For those who are not familiar, the Tour de France is a men’s multi-stage bike race across France and neighboring countries. Held over three weeks, the Tour consists of twenty-one timed stages and two rest days. At the end of each stage, the riders’ times are compounded, and the rider with the fastest cumulative time at the end of the Tour is awarded the General Classification (GC) prize: the famous Yellow Jersey.
Blindly starting the 2021 Netflix series “Tour de France: Unchained” last year introduced me to the Tour. Even knowing nothing about the sport, I was instantly hooked.
The first season follows the 2022 Tour, beginning in Copenhagen, Denmark, and ending on the Champs Élysées in Paris. Over eight episodes, the show covers a handful of the twenty-two different cycling teams, each with its own goal for the Tour. The larger GC teams have their sights on the Yellow Jersey, while the sprint teams usually aim for the Tour’s Green Jersey, a smaller prize awarded to the rider who racks up the most points during sprint stages throughout the race. Smaller teams typically aim for stage wins or a top ten place in the GC.
The series was addictive. I soon binged the first two seasons (the third and final season of the series came out in July 2025) and promptly forgot about cycling until this summer, when, desperate for anything to watch to pass the time, I turned on the Tour.
Watching the Tour live was a vastly different experience compared to the documentary. I quickly learned that 100-mile stages pass much more slowly in real time, and often last upwards of four hours with little action until the very end.
But following the Tour live also allowed me to focus on the smaller narratives beyond the General Classification. Once the Yellow Jersey was decided, I closely followed the fight for the White Jersey, one of the Tour’s smaller prizes awarded to the best rider under 26 in the General Classification, a detail largely left out of the “Tour de France: Unchained” documentary.
What began out of boredom soon became part of my daily routine. While I didn’t watch every minute of each race, I often left the coverage on in the background while getting ready for work and tuned in to watch as the race picked up.
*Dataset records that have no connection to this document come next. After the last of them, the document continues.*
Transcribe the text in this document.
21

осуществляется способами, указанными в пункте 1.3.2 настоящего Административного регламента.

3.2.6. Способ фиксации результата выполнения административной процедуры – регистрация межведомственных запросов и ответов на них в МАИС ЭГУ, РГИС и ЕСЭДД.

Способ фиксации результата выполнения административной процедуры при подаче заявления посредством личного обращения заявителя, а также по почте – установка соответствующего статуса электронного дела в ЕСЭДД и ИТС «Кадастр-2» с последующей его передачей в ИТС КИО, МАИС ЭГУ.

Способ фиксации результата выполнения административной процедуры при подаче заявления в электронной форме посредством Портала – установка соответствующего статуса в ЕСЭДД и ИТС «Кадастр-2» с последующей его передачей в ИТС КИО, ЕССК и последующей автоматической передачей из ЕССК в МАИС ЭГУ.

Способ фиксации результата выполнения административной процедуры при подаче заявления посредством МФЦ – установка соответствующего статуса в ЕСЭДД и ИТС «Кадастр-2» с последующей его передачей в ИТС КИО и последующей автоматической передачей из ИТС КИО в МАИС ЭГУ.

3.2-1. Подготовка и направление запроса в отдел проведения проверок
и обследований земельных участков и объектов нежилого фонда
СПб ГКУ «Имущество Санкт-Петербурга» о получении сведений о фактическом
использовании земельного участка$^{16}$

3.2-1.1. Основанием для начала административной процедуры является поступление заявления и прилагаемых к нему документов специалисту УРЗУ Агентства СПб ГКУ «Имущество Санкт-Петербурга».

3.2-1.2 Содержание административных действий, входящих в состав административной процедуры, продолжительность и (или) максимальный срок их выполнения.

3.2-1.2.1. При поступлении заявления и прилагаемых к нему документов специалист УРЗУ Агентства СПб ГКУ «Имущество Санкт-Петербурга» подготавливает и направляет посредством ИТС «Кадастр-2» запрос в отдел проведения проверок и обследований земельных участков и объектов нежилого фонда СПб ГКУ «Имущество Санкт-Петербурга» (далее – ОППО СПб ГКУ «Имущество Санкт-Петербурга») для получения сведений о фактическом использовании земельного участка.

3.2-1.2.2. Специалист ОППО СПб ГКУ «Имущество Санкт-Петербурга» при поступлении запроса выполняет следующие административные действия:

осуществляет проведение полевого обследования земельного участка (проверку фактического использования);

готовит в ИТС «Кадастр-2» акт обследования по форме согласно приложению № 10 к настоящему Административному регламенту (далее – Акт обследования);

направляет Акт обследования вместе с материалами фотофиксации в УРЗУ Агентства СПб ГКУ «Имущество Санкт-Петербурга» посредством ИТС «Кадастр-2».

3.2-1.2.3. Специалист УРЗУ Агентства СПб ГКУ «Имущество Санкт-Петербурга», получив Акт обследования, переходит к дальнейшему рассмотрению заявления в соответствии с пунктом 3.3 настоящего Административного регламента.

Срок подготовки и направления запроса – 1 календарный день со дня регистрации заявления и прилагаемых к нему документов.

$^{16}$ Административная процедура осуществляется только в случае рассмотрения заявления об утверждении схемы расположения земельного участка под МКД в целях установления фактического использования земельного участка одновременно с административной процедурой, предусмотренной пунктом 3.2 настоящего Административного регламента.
Some days, I could barely leave the house without checking for live updates. When my job at a nearby research facility began a week into the competition, I downloaded the Peacock app so I could follow the race on the go. I became highly emotionally invested in my team’s success. When they performed well, I was ecstatic. Any poor performance soured my mood for the rest of the day.
Sadly, the Tour does not last forever. Now that the final race has ended, my mornings feel empty without the blabbering of French commentators and the whir of high-speed bicycles, and I am once again faced with boredom.
As for what I plan to do with the rest of the summer? La Vuelta a España, the third and final Grand Tour of the season, begins August 23. Until then, I have a singular goal: to convince my parents to travel to France next July to watch the 2026 Tour de France.